Плотная циновка, занавешивающая дверь, распахнулась, в комнату вошел старик; это был он, настоящий проводник. Передо мной были Даукен-отец и Даукен-сын; сын – существо воды, отец – существо песка и камня. Даже кожа его казалась ороговелой, похожей на чешую ящерицы или варана. Глаза – окатыши дымчатого горного хрусталя, что встречался в окрестных сопках; седые волосы цвета соли, выпадающей на кустах верблюжьей колючки маленькими злыми кристалликами. Жизни в нем почти не чувствовалось, он был одно с пустыней, и потому она принимала его.

Значит, он спасся тогда – единственный из всех; взятые ранеными не назвали его имя. Сорок лет он водил экспедиции, получал грамоты, исполнял роль просвещенного аборигена… А где-то рядом жил тот, что вел вслед за бандой отряд солдат, и месть зрела сорок лет…

– Я отведу тебя туда, – сказал старик. – Я уже не хожу в пустыню. Но тебя отведу. Мы верим, что человека из чужой страны нужно хоронить у дороги, чтобы душа в девятый день ушла домой. Забери их. Всех забери. Пусть уходят.

Глава VII

На следующий день мы втроем отправились на «уазике» через полигон в глубь Бетпак-Далы. Даукен-сын, Даукен-вода, сидевший за рулем, рассказывал о полигоне: больше трехсот солнечных дней в году, великолепный «театр неба», как говорят военные. Сотня испытательных стартовых площадок, двадцать тысяч человек персонала, тысячи километров грейдерных дорог в степи… Построили в пятидесятые годы, испытывали системы противоракетной обороны, высочайший уровень секретности.

Три разных пространства, разных слоя жизни существовали здесь.

Первый – древность, дикость, кочевая жизнь, скотоводство, каменные идолы на дальних холмах.

Второй – ссылка, лагерные зоны, отгороженные колючей проволокой.

Третий – тоже за «колючкой» – фронтир прогресса, передний край науки, цивилизации, культуры: полигоны, космодромы, Байконур, Сары-Шаган.

В советское время люди из третьего слоя могли не замечать первого и второго. Но теперь потомки тех, кто был выпестован кочевьями или ссылкой, подбирались к запретным прежде границам.

С одного края, где был армейский городок, полигон еще жил, на отдельных площадках еще производились запуски, но огромная его периферия уже была заброшена. У армии не хватало денег, чтобы содержать все площадки, демонтировать и вывезти оборудование – или как следует его охранять. Армия сама рассыпалась, не знала, чья она армия.

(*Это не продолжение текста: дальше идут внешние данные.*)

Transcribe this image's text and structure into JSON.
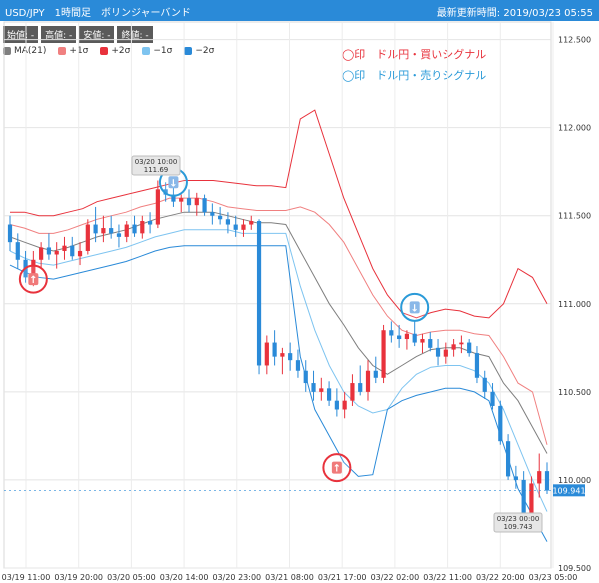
{
  "header": {
    "title": "USD/JPY　1時間足　ボリンジャーバンド",
    "updated": "最新更新時間: 2019/03/23 05:55"
  },
  "ohlc": [
    "始値: -",
    "高値: -",
    "安値: -",
    "終値: -"
  ],
  "legend": [
    {
      "label": "MA(21)",
      "color": "#7f7f7f"
    },
    {
      "label": "+1σ",
      "color": "#f08080"
    },
    {
      "label": "+2σ",
      "color": "#e8323c"
    },
    {
      "label": "−1σ",
      "color": "#7ec4f0"
    },
    {
      "label": "−2σ",
      "color": "#2a8ad8"
    }
  ],
  "signals": {
    "buy": "◯印　ドル円・買いシグナル",
    "sell": "◯印　ドル円・売りシグナル"
  },
  "chart_data": {
    "type": "candlestick",
    "title": "USD/JPY 1時間足 ボリンジャーバンド",
    "ylim": [
      109.5,
      112.6
    ],
    "yticks": [
      "112.500",
      "112.000",
      "111.500",
      "111.000",
      "110.500",
      "110.000",
      "109.500"
    ],
    "xticks": [
      "03/19 11:00",
      "03/19 20:00",
      "03/20 05:00",
      "03/20 14:00",
      "03/20 23:00",
      "03/21 08:00",
      "03/21 17:00",
      "03/22 02:00",
      "03/22 11:00",
      "03/22 20:00",
      "03/23 05:00"
    ],
    "candles": [
      [
        111.45,
        111.5,
        111.3,
        111.35
      ],
      [
        111.35,
        111.4,
        111.2,
        111.25
      ],
      [
        111.25,
        111.3,
        111.12,
        111.15
      ],
      [
        111.15,
        111.3,
        111.1,
        111.25
      ],
      [
        111.25,
        111.35,
        111.2,
        111.32
      ],
      [
        111.32,
        111.4,
        111.25,
        111.28
      ],
      [
        111.28,
        111.35,
        111.2,
        111.3
      ],
      [
        111.3,
        111.38,
        111.25,
        111.33
      ],
      [
        111.33,
        111.38,
        111.25,
        111.27
      ],
      [
        111.27,
        111.35,
        111.22,
        111.3
      ],
      [
        111.3,
        111.48,
        111.28,
        111.45
      ],
      [
        111.45,
        111.55,
        111.35,
        111.4
      ],
      [
        111.4,
        111.5,
        111.35,
        111.43
      ],
      [
        111.43,
        111.5,
        111.37,
        111.4
      ],
      [
        111.4,
        111.45,
        111.32,
        111.38
      ],
      [
        111.38,
        111.47,
        111.35,
        111.45
      ],
      [
        111.45,
        111.5,
        111.38,
        111.4
      ],
      [
        111.4,
        111.5,
        111.37,
        111.47
      ],
      [
        111.47,
        111.52,
        111.4,
        111.45
      ],
      [
        111.45,
        111.7,
        111.43,
        111.65
      ],
      [
        111.65,
        111.69,
        111.58,
        111.62
      ],
      [
        111.62,
        111.69,
        111.55,
        111.58
      ],
      [
        111.58,
        111.62,
        111.52,
        111.6
      ],
      [
        111.6,
        111.65,
        111.52,
        111.56
      ],
      [
        111.56,
        111.63,
        111.5,
        111.6
      ],
      [
        111.6,
        111.62,
        111.5,
        111.52
      ],
      [
        111.52,
        111.57,
        111.45,
        111.5
      ],
      [
        111.5,
        111.55,
        111.45,
        111.48
      ],
      [
        111.48,
        111.52,
        111.4,
        111.45
      ],
      [
        111.45,
        111.5,
        111.38,
        111.42
      ],
      [
        111.42,
        111.48,
        111.38,
        111.45
      ],
      [
        111.45,
        111.5,
        111.42,
        111.47
      ],
      [
        111.47,
        111.48,
        110.6,
        110.65
      ],
      [
        110.65,
        110.82,
        110.6,
        110.78
      ],
      [
        110.78,
        110.85,
        110.65,
        110.7
      ],
      [
        110.7,
        110.75,
        110.6,
        110.72
      ],
      [
        110.72,
        110.78,
        110.62,
        110.68
      ],
      [
        110.68,
        110.74,
        110.58,
        110.62
      ],
      [
        110.62,
        110.68,
        110.5,
        110.55
      ],
      [
        110.55,
        110.62,
        110.45,
        110.5
      ],
      [
        110.5,
        110.58,
        110.45,
        110.52
      ],
      [
        110.52,
        110.56,
        110.42,
        110.45
      ],
      [
        110.45,
        110.52,
        110.36,
        110.4
      ],
      [
        110.4,
        110.5,
        110.35,
        110.45
      ],
      [
        110.45,
        110.6,
        110.42,
        110.55
      ],
      [
        110.55,
        110.65,
        110.48,
        110.5
      ],
      [
        110.5,
        110.68,
        110.45,
        110.62
      ],
      [
        110.62,
        110.7,
        110.55,
        110.58
      ],
      [
        110.58,
        110.88,
        110.55,
        110.85
      ],
      [
        110.85,
        110.9,
        110.78,
        110.82
      ],
      [
        110.82,
        110.88,
        110.75,
        110.8
      ],
      [
        110.8,
        110.85,
        110.74,
        110.83
      ],
      [
        110.83,
        110.9,
        110.76,
        110.78
      ],
      [
        110.78,
        110.83,
        110.72,
        110.8
      ],
      [
        110.8,
        110.84,
        110.73,
        110.75
      ],
      [
        110.75,
        110.8,
        110.65,
        110.7
      ],
      [
        110.7,
        110.78,
        110.66,
        110.74
      ],
      [
        110.74,
        110.8,
        110.7,
        110.77
      ],
      [
        110.77,
        110.82,
        110.72,
        110.78
      ],
      [
        110.78,
        110.8,
        110.7,
        110.72
      ],
      [
        110.72,
        110.76,
        110.55,
        110.58
      ],
      [
        110.58,
        110.62,
        110.46,
        110.5
      ],
      [
        110.5,
        110.55,
        110.4,
        110.42
      ],
      [
        110.42,
        110.45,
        110.2,
        110.22
      ],
      [
        110.22,
        110.26,
        110.0,
        110.02
      ],
      [
        110.02,
        110.08,
        109.95,
        110.0
      ],
      [
        110.0,
        110.05,
        109.74,
        109.76
      ],
      [
        109.76,
        110.02,
        109.74,
        109.98
      ],
      [
        109.98,
        110.15,
        109.9,
        110.05
      ],
      [
        110.05,
        110.1,
        109.92,
        109.94
      ]
    ],
    "bands": {
      "plus2": [
        111.52,
        111.52,
        111.5,
        111.5,
        111.52,
        111.54,
        111.58,
        111.6,
        111.62,
        111.64,
        111.66,
        111.68,
        111.7,
        111.7,
        111.7,
        111.69,
        111.68,
        111.67,
        111.67,
        111.66,
        112.05,
        112.1,
        111.85,
        111.6,
        111.4,
        111.2,
        111.05,
        110.95,
        110.92,
        110.95,
        110.97,
        110.96,
        110.93,
        110.92,
        111.0,
        111.2,
        111.15,
        111.0
      ],
      "plus1": [
        111.45,
        111.43,
        111.4,
        111.4,
        111.42,
        111.45,
        111.48,
        111.5,
        111.52,
        111.55,
        111.57,
        111.6,
        111.6,
        111.6,
        111.58,
        111.55,
        111.54,
        111.53,
        111.53,
        111.53,
        111.55,
        111.52,
        111.45,
        111.35,
        111.2,
        111.05,
        110.93,
        110.85,
        110.82,
        110.84,
        110.85,
        110.85,
        110.83,
        110.82,
        110.7,
        110.55,
        110.5,
        110.2
      ],
      "ma": [
        111.38,
        111.35,
        111.32,
        111.3,
        111.32,
        111.35,
        111.38,
        111.4,
        111.42,
        111.45,
        111.48,
        111.5,
        111.52,
        111.52,
        111.52,
        111.5,
        111.48,
        111.46,
        111.46,
        111.45,
        111.3,
        111.15,
        111.0,
        110.88,
        110.75,
        110.65,
        110.6,
        110.65,
        110.7,
        110.74,
        110.75,
        110.75,
        110.72,
        110.7,
        110.55,
        110.45,
        110.3,
        110.15
      ],
      "minus1": [
        111.3,
        111.26,
        111.23,
        111.22,
        111.24,
        111.26,
        111.28,
        111.3,
        111.32,
        111.35,
        111.38,
        111.4,
        111.42,
        111.42,
        111.42,
        111.42,
        111.4,
        111.4,
        111.4,
        111.4,
        111.1,
        110.85,
        110.65,
        110.5,
        110.42,
        110.38,
        110.4,
        110.52,
        110.6,
        110.64,
        110.65,
        110.65,
        110.62,
        110.55,
        110.4,
        110.2,
        110.0,
        109.82
      ],
      "minus2": [
        111.22,
        111.18,
        111.15,
        111.14,
        111.16,
        111.18,
        111.2,
        111.22,
        111.24,
        111.27,
        111.3,
        111.32,
        111.33,
        111.33,
        111.33,
        111.33,
        111.33,
        111.33,
        111.33,
        111.33,
        110.7,
        110.4,
        110.25,
        110.1,
        110.02,
        110.03,
        110.4,
        110.45,
        110.48,
        110.5,
        110.52,
        110.52,
        110.5,
        110.45,
        110.2,
        109.95,
        109.8,
        109.65
      ]
    },
    "markers": [
      {
        "type": "buy",
        "label": "↑",
        "candle": 3,
        "price": 111.14
      },
      {
        "type": "sell",
        "label": "↓",
        "candle": 21,
        "price": 111.69
      },
      {
        "type": "buy",
        "label": "↑",
        "candle": 42,
        "price": 110.07
      },
      {
        "type": "sell",
        "label": "↓",
        "candle": 52,
        "price": 110.98
      }
    ],
    "annotations": [
      {
        "date": "03/20 10:00",
        "price": "111.69"
      },
      {
        "date": "03/23 00:00",
        "price": "109.743"
      }
    ],
    "last_price": "109.941"
  },
  "colors": {
    "up": "#e8323c",
    "down": "#2a8ad8",
    "buy_marker": "#e8323c",
    "sell_marker": "#2a9ad8",
    "header": "#2a8ad8"
  }
}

Мародеры искали разбросанные в степи командные пункты, откуда руководили испытаниями, – ради приборов, ради драгоценных металлов в платах. Но не брезговали и остальным: снимали теплотрассы, выкапывали трубы и кабели, чтобы сдать в приемку металла; недавнее советское наследство добывали уже как полезные ископаемые, доставшиеся от матушки-природы.

Оба моих провожатых вели себя так, словно их не касался этот разор, – не одобряли и не ужасались. Наш старый «уазик» миновал с десяток мародерских шаек, но никто не посмел нас остановить, наоборот – вооруженные люди скрывались в руинах, пережидая, пока проедет машина. Уж не с ними ли, с сыном и отцом, были связаны слухи про наркотранзит, не потому ли исчез один проводник и сгорел дом другого?

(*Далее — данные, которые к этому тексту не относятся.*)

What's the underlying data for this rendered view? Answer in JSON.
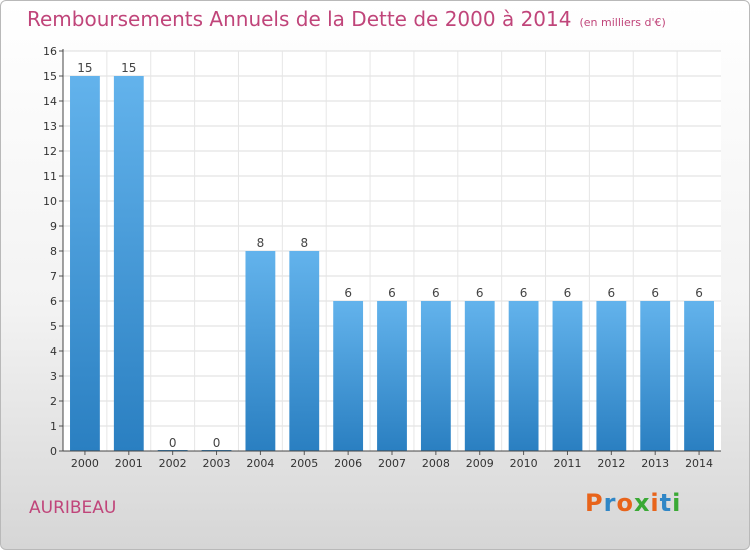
{
  "header": {
    "title": "Remboursements Annuels de la Dette de 2000 à 2014",
    "subtitle": "(en milliers d'€)"
  },
  "footer": {
    "place": "AURIBEAU",
    "logo": "Proxiti",
    "logo_colors": [
      "#e8641b",
      "#2f86c6",
      "#e8641b",
      "#3aa935",
      "#e8641b",
      "#2f86c6",
      "#3aa935"
    ]
  },
  "chart_data": {
    "type": "bar",
    "categories": [
      "2000",
      "2001",
      "2002",
      "2003",
      "2004",
      "2005",
      "2006",
      "2007",
      "2008",
      "2009",
      "2010",
      "2011",
      "2012",
      "2013",
      "2014"
    ],
    "values": [
      15,
      15,
      0,
      0,
      8,
      8,
      6,
      6,
      6,
      6,
      6,
      6,
      6,
      6,
      6
    ],
    "data_labels": [
      "15",
      "15",
      "0",
      "0",
      "8",
      "8",
      "6",
      "6",
      "6",
      "6",
      "6",
      "6",
      "6",
      "6",
      "6"
    ],
    "y_ticks": [
      "0",
      "1",
      "2",
      "3",
      "4",
      "5",
      "6",
      "7",
      "8",
      "9",
      "10",
      "11",
      "12",
      "13",
      "14",
      "15",
      "16"
    ],
    "ylim": [
      0,
      16
    ],
    "grid": true,
    "bar_color_top": "#63b3ec",
    "bar_color_bottom": "#2a7fc1",
    "xlabel": "",
    "ylabel": ""
  }
}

Наконец мы оставили позади полигон, а через десяток километров дорога пропала, рассосалась в песках, словно мы пересекли незримую черту, за которой не сохранялись никакие человеческие следы.

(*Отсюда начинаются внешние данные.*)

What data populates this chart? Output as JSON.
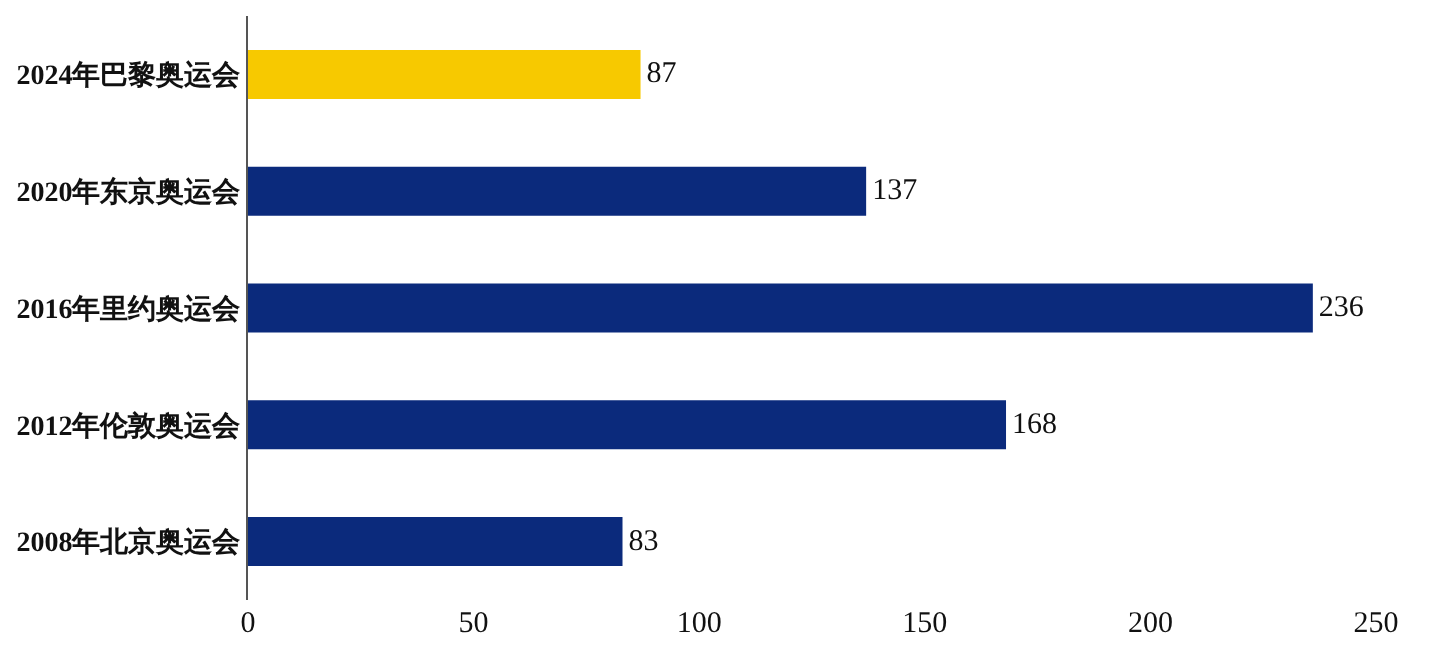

Машину скоро пришлось бросить – начались разрезанные оврагами низкие холмы, ландшафт напоминал скомканную бумагу – пройти можно только по петляющим расселинам. Ветер и весенняя вода проточили тысячи отверстий в хрупких мергелях больших и малых пещер; тут можно было спрятать армию.

День мы пробирались через скалы, через каменную стражу; на следующий день вышли на равнину. Тут уже не было сопок, всхолмий, старых русел – только песок и сухая трава. Это было дно древнего моря, поднятое вверх тектоническими силами. И я вдруг понял, почему здешнюю степь зовут Голодной – не только потому, что нечем здесь прокормить кочевой скот, но и потому, что она сама по себе голодна. Великая, страшная пустота, голодная пустота, в которую даже смотреть нужно с опаской – выпьет взгляд, вынет душу в одно-единственное касание.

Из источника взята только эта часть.